Even so, the decline in oil prices just since the virus broke out has compelled Putin to postpone several social spending programs that he’d hoped would stimulate a stagnant economy and quell growing protests. It has also put a huge crimp in Crown Prince Mohammed bin Salman’s efforts to diversify Saudi Arabia’s economy away from oil—a campaign that for now must be funded, ironically, by oil export revenues.

“The trillion-dollar question is how long this goes on,” said James Davolos, a hard-assets analyst at Horizon Kinetics, a financial research and investment firm. “If there’s a massive snapback in demand this summer, these countries will weather the storm. If the lockdown is prolonged, we may see very big fireworks.”

A country’s tolerance for lost revenue is often measured by its “breakeven point”—the price of oil that a country needs to balance its budget. Russia’s breakeven point is $42 per barrel. Saudi Arabia’s is $84 per barrel. Over the past decade, this hasn’t been a huge problem: The price of crude oil has fluctuated between $60 and $100 per barrel. But earlier this week, the price plummeted to below $16 a barrel. On Thursday, after what some are calling a “stabilization,” oil goes for the still staggeringly low $21 a barrel.

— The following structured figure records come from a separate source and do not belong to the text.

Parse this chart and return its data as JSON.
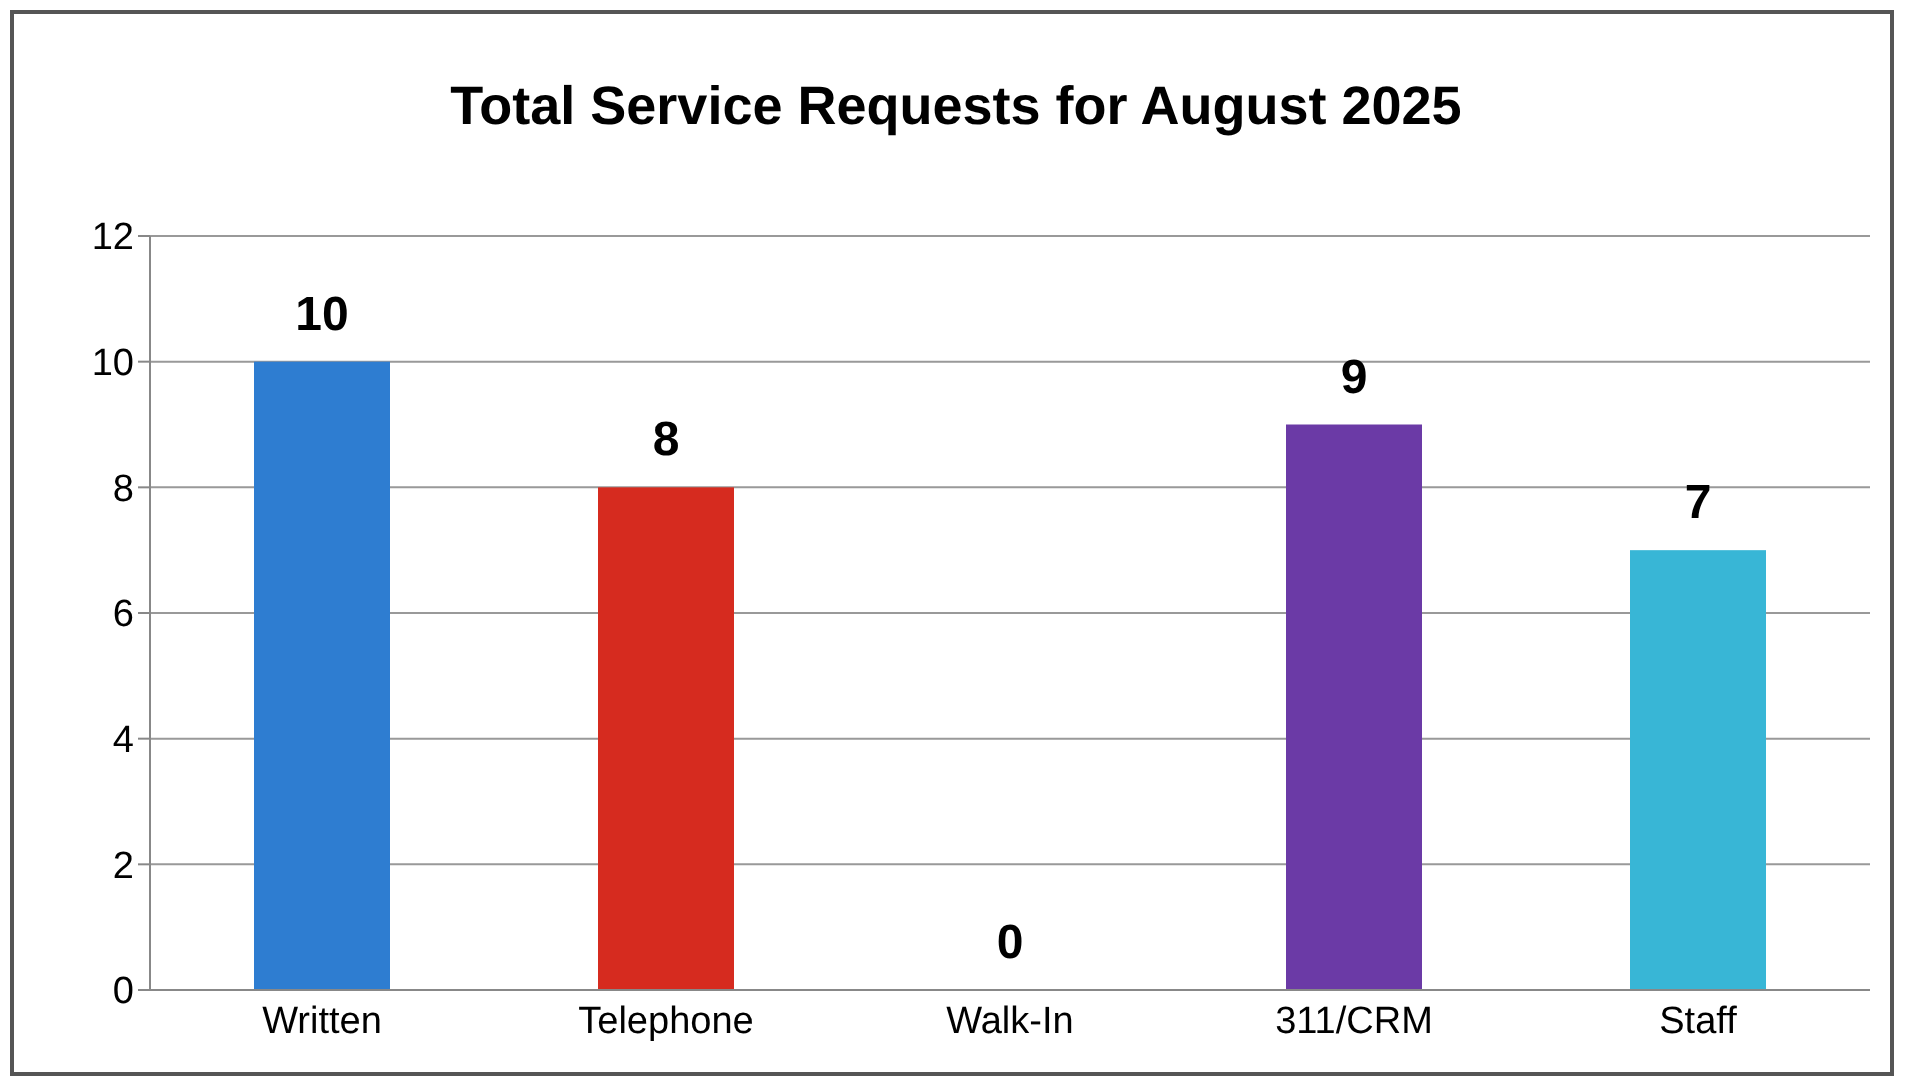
{
  "chart_data": {
    "type": "bar",
    "title": "Total Service Requests for August 2025",
    "categories": [
      "Written",
      "Telephone",
      "Walk-In",
      "311/CRM",
      "Staff"
    ],
    "values": [
      10,
      8,
      0,
      9,
      7
    ],
    "colors": [
      "#2e7dd1",
      "#d62b1f",
      "#7f7f7f",
      "#6b3aa6",
      "#38b6d6"
    ],
    "ylim": [
      0,
      12
    ],
    "yticks": [
      0,
      2,
      4,
      6,
      8,
      10,
      12
    ],
    "grid": "y",
    "data_labels": true
  }
}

Comparatively wealthy Russia and Saudi Arabia are hardly in the toughest spots. Libya’s breakeven point is $100 per barrel. Iran’s is $195 per barrel. And the Middle East is hardly the only region facing trouble. Nigeria, which boasts the fastest-growing economy in Africa, has a breakeven point of $144 per barrel. Its government depends on oil for 60 percent of its revenue and 90 percent of its foreign exchange. If the fallout from COVID-19 persists, Nigeria could go bankrupt.

Then there are the poorer countries of Latin America. Venezuela, already ravaged by poverty and corruption, is almost completely dependent on oil for its revenue. Ecuador, where COVID-19-infected corpses are lining the streets, will see its economy shrink by at least 4 percent because of falling oil prices alone.

Previous plunges in the oil market have had an upside: They’ve meant lower retail prices for gasoline, saving consumers money and spurring spending throughout the economy. That isn’t happening during this downturn. It’s a plunge driven by dried-up demand. People aren’t driving at all; they’re not going anywhere to spend money. It is, as the Wall Street Journal put it, a crash without a silver lining. And we haven’t yet nearly seen the extent of its toll—not just on life, death, commerce, the arts, and the sense of community, but also, especially elsewhere in the world, on politics, war, and peace.